Le 2 janvier 2006, 12 adivasis – parmi lesquels trois femmes et un garçon de 12 ans – ont été tués et 37 autres blessés, alors que des centaines d’entre eux manifestaient contre le lancement de la construction d’une usine d’acier de Tata Steel d’une capacité de six millions de tonnes à Kalinganagar, dans le nord de l’État d’Orissa. Un policier a également été tué dans le cadre de ces violences. Les adivasis, membres de la communauté munda, qui vit dans l’État d’Orissa et dans l’État voisin de Jharkhand, voulaient renégocier l’acquisition de leurs terres et de leurs habitations.

Les autorités de l’État d’Orissa ont prolongé à plusieurs reprises l’enquête judiciaire sur les tirs policiers. Cette enquête, menée sans encombre par trois juges différents siégeant au sein de la haute cour de l’État d’Orissa, n’a toujours pas permis de faire toute la lumière sur ce qui s’est passé. Les autorités de l’État n’ont par ailleurs pas sanctionné les policiers impliqués dans des tirs ayant fait des victimes parmi des manifestants adivasis en mars, avril et mai 2010 ; Laxman Jamuda, un responsable adivasi de 50 ans, est mort et 40 autres manifestants ont été blessés lorsque des milices privées les ont agressés afin de les déloger dans le but de favoriser la construction d’un couloir d’autoroute.

Récemment, des responsables du groupe Bisthapan Birodhi Jan Manch, qui lutte contre les déplacements de population et avaient organisé les manifestations, ont déclaré à Amnesty International que les adivasis qui avaient protesté ce jour-là n’avaient toujours pas obtenu de réparations intégrales. Ils ont perdu leurs terres et leurs habitations afin que soit construit un complexe industriel d’une surface de 5 000 hectares à Kalinganagar, qui compte désormais 17 projets dans le secteur de l’extraction.

Les autorités de l’Orissa ont l’obligation de garantir que justice soit rendue aux victimes, en poursuivant les fonctionnaires, policiers et autres individus soupçonnés d’être responsables de violations des droits humains, dans le cadre de procédures conformes aux normes internationales d’équité des procès.

Amnesty International exhorte les autorités de l’État d’Orissa à se préoccuper de l’impact négatif actuel de l’acquisition forcée de terres et d’habitations à Kalinganagar sur les populations adivasi touchées, en pleine consultation avec celles-ci. En particulier, toute personne dont les droits fondamentaux ont été bafoués devrait pouvoir bénéficier d’un accès à la justice, d’un recours utile et de réparations.

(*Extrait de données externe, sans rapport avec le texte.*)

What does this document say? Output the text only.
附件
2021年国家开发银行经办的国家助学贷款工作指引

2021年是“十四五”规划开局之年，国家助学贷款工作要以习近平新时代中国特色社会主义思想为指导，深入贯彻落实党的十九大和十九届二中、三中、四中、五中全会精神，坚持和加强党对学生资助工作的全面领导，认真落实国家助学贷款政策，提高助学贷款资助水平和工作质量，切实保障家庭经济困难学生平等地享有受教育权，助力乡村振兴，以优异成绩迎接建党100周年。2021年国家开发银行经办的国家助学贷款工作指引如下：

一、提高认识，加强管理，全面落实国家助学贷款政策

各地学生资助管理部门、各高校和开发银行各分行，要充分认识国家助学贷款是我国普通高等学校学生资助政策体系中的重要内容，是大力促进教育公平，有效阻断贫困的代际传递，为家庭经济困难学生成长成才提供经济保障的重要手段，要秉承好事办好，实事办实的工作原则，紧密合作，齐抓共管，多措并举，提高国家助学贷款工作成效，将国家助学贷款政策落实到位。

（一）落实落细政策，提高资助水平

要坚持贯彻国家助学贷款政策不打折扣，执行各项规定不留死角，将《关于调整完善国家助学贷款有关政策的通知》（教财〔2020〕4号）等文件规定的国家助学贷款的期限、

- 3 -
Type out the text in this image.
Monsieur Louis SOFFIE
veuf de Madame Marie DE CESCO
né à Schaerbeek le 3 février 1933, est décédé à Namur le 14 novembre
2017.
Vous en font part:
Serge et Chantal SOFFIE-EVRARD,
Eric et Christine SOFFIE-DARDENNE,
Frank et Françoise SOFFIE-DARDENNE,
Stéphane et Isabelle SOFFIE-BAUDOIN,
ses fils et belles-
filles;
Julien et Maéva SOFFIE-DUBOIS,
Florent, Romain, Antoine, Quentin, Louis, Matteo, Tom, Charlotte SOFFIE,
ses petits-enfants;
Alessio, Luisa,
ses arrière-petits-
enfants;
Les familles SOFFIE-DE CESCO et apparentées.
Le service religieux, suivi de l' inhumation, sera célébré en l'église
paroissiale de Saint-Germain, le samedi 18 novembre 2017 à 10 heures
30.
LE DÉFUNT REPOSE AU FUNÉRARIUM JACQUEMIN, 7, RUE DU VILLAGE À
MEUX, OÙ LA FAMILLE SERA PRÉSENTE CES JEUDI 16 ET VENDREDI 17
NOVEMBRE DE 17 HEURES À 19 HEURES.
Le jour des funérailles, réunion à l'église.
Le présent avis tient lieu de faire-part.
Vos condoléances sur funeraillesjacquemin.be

Amnesty International engage par ailleurs les autorités indiennes à inclure, dans la nouvelle loi à l’étude, des dispositions en faveur d’un processus ouvert et transparent en vue de l’obtention préalable du consentement libre et éclairé des populations adivasi sur l’ensemble des projets futurs, dès que l’État envisage d’acquérir leurs terres et leurs habitations dans le but de lancer des projets de développement.

Complément d’information

Ces six dernières années, au moins 50 personnes – pour la plupart des adivasis et des paysans – ont été tuées et plus de 100 autres blessées par des tirs policiers et dans d’autres circonstances, dans le cadre de manifestations contre l’acquisition forcée de terres et d’habitations en vue du lancement de projets industriels en Inde.

Dans la majorité des cas, les autorités n’ont toujours pas engagé de poursuites contre les personnes responsables des violations. En outre, une nouvelle loi, qui a pour objet de réformer le système en vigueur relatif aux expropriations visant à libérer de l’espace pour des projets industriels, n’a toujours pas été votée par le Parlement.